Tuesday, January 22, 2008

Is Model Management Model Management?

I've just taken Roxanne through the slew of model agencies in Rosebank Mall. I foolishly hoped it would not be a painful process. Roxanne has shrunk 3 or 4 centimetres since we last spoke, it seems. She was measured at 171cm, somewhat below Ice's modest 174cm limit.

We shopped around a bit more. Pitch and counterpitch. What do you want? What is your experience? How old are you? It's a painful experience - I'm guessing - because the primary motivators for most models and the agencies that manage them is greed and vanity. This is an incredibly thin veneer. As such, agencies start off charging the model R500 or more for shooting a bunch of photos against a sterile white background (no matter what they have in their portfolio) and then make dodgy promises like: "I see you have the X factor, but get on with your studying because we might not call you for months." Thanks buddy. What a great deal. So we're talking about a return of investment of something like less than R100 a month for the first few months.

The fella we spoke to astutely observed that the 19-22 year age group is the least active, gets the least work. Huh? He pointed out that Brad Pitt won some or other contract with Levi's and that the money - for modelling - is now going to older people. What he should have said is this age group is probably the most competitive, hence little work has to be spread very very thin. I bet they say the opposite to 35 year olds who stroll in looking for modelling jobs. "All the teeangers are getting work; I mean, Avril Lavigne and Britney Spars and Paris Hilton have changed the world haven't they." But then add, thoughtfully, "There is something about you...pay us R500 for a quick shoot and we can get you on Top Billing in a couple of months, maybe a few years at most."

Unfortunately if you're the pretty person being appraised, what are you left to do?
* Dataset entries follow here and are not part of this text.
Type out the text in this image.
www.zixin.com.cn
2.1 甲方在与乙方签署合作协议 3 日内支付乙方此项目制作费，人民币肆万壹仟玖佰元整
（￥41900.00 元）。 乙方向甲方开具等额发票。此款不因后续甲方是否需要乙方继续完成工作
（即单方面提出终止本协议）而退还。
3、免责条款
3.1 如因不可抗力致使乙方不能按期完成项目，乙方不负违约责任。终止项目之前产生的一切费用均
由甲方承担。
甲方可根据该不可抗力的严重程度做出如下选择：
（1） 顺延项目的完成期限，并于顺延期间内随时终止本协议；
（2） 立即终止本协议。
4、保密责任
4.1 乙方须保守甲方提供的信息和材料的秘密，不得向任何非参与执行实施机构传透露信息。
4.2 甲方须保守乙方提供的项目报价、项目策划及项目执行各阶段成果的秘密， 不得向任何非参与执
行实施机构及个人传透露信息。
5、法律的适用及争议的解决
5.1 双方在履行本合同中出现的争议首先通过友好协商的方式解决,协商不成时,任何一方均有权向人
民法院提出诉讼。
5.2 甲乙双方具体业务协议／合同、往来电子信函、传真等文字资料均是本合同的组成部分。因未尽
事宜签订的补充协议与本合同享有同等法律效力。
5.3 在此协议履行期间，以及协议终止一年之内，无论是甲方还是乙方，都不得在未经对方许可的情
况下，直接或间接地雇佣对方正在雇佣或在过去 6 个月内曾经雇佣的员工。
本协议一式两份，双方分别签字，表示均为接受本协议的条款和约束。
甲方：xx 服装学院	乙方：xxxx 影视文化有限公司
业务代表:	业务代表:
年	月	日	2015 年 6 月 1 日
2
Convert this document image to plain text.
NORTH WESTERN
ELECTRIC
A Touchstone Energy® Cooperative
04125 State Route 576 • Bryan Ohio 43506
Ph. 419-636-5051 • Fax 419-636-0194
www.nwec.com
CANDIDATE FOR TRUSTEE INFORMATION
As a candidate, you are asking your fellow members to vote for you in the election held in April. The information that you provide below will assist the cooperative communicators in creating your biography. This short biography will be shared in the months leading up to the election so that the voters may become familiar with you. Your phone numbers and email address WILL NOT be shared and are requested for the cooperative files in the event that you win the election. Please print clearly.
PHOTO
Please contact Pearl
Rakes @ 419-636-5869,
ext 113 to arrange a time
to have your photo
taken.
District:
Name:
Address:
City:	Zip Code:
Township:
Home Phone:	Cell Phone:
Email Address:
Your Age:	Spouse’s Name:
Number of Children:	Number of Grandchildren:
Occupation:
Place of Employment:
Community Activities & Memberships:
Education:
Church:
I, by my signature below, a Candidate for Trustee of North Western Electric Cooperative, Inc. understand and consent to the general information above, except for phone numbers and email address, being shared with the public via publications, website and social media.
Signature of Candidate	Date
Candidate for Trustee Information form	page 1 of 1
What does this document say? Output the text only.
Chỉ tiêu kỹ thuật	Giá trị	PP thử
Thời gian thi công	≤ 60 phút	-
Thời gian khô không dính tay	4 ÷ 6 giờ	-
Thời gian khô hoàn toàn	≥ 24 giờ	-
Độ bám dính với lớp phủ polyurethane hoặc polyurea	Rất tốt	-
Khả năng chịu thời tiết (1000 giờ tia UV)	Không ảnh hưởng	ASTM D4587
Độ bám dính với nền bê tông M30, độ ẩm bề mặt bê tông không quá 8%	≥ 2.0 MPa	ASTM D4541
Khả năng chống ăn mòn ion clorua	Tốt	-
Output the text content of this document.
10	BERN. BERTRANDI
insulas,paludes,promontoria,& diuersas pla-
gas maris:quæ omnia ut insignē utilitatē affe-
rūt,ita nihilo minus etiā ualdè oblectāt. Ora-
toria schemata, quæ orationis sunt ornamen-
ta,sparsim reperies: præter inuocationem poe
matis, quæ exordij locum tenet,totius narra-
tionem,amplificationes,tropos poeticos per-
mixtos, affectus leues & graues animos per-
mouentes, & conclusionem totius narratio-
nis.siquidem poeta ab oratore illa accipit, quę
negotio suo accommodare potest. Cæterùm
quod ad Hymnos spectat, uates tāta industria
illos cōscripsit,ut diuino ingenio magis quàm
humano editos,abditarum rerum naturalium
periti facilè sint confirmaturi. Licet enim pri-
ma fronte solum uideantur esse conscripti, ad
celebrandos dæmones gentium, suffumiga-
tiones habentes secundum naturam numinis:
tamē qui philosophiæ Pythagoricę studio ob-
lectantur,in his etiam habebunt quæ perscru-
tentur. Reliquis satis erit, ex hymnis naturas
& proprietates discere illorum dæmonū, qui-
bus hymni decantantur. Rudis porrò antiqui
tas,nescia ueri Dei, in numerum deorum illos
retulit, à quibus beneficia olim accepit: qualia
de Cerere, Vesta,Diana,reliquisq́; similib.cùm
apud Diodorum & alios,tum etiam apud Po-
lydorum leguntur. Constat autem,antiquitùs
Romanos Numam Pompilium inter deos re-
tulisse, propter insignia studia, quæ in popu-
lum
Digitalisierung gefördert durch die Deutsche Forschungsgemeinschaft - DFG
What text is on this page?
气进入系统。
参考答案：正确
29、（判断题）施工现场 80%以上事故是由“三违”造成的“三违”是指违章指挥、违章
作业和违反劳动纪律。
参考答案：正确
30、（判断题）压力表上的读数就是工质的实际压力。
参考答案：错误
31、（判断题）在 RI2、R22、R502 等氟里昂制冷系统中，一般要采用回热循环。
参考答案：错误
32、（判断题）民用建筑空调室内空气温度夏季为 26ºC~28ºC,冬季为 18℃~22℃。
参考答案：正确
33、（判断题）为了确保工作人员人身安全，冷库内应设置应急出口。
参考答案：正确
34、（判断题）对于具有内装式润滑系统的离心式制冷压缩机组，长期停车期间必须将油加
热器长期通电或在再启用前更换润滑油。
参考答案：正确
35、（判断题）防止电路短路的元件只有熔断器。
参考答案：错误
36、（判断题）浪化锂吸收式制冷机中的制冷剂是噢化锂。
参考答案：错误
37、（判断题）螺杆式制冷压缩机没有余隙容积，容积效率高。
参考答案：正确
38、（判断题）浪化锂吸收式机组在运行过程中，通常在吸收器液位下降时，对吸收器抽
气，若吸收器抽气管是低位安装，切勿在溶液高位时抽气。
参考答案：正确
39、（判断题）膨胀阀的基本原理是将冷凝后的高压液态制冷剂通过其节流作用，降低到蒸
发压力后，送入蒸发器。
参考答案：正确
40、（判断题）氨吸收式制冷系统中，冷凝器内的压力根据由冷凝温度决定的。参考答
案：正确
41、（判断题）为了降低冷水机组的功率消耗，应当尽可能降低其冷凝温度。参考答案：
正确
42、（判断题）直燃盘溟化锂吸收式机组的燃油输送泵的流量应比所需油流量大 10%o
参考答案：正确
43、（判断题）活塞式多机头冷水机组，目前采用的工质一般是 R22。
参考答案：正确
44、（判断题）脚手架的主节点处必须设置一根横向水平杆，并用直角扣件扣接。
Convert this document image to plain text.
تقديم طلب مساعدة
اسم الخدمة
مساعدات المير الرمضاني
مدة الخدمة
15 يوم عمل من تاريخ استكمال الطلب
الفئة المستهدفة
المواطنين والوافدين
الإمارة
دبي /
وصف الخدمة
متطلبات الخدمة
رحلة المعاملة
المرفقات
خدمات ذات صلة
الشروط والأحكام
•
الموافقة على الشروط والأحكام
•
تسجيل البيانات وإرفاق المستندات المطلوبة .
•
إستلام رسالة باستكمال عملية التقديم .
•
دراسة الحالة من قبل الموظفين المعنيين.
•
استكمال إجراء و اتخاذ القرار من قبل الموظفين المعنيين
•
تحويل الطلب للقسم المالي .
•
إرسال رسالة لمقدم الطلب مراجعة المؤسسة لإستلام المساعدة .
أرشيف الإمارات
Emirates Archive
Write a cheque? Not so fast. How well known is the agency actually? How well do you know this guy that's asking you for money? What's his experience? How many models are on their books? How grotty are their offices? Is the tattooed hunk with honey coated words saying anything beyond the Gambling Game (promising lots but delivering as little as possible). The litmus test is this: is the perso taking a personal interest in you, who you are - Tyra Banks style?

Our guy seemed to have very little interest in Roxanne herself, and a cursory interest in me. It's probably unavoidable: you see people as posters and paper. Unfortunately, to the extent that models allow themselves to be dehumanised, their ultimate worth (both as models and flesh and blood organisms) decreases rapidly.

Why is Ryk Neethling the celebrity that he is? Not because he is just someone nice to look at. There are plenty of other male models. With Ryk there is a story to tell, there is substance behind the style. There is hard work, achievement and ethics. And we have gotten to know who he is through numerous interviews and comments over the years. The difference between a model who just lends her face to MacDonalds and Bic ad nauseum and someone like Ryk (a certain kind of celebrity) is being a bit discerning, giving oneself credit that one is more substantive than a color coating for paper, and most important, communicating as far as possible a story along with the imagery. I believe Roxanne can be that, a personality, the question is, does she?

Increasingly, it seems to me, that the story is what gives us value. Without a story, who are we? This is the reason we flock to the movies; because our lives are not complete without a story. Even less so if we have no story to tell about ourselves.

1 comment:

Nick said...

In sum: To be a successful model you have to turn yourself into a brand. That requires strategic thinking, not just doing random jobs for a quick buck.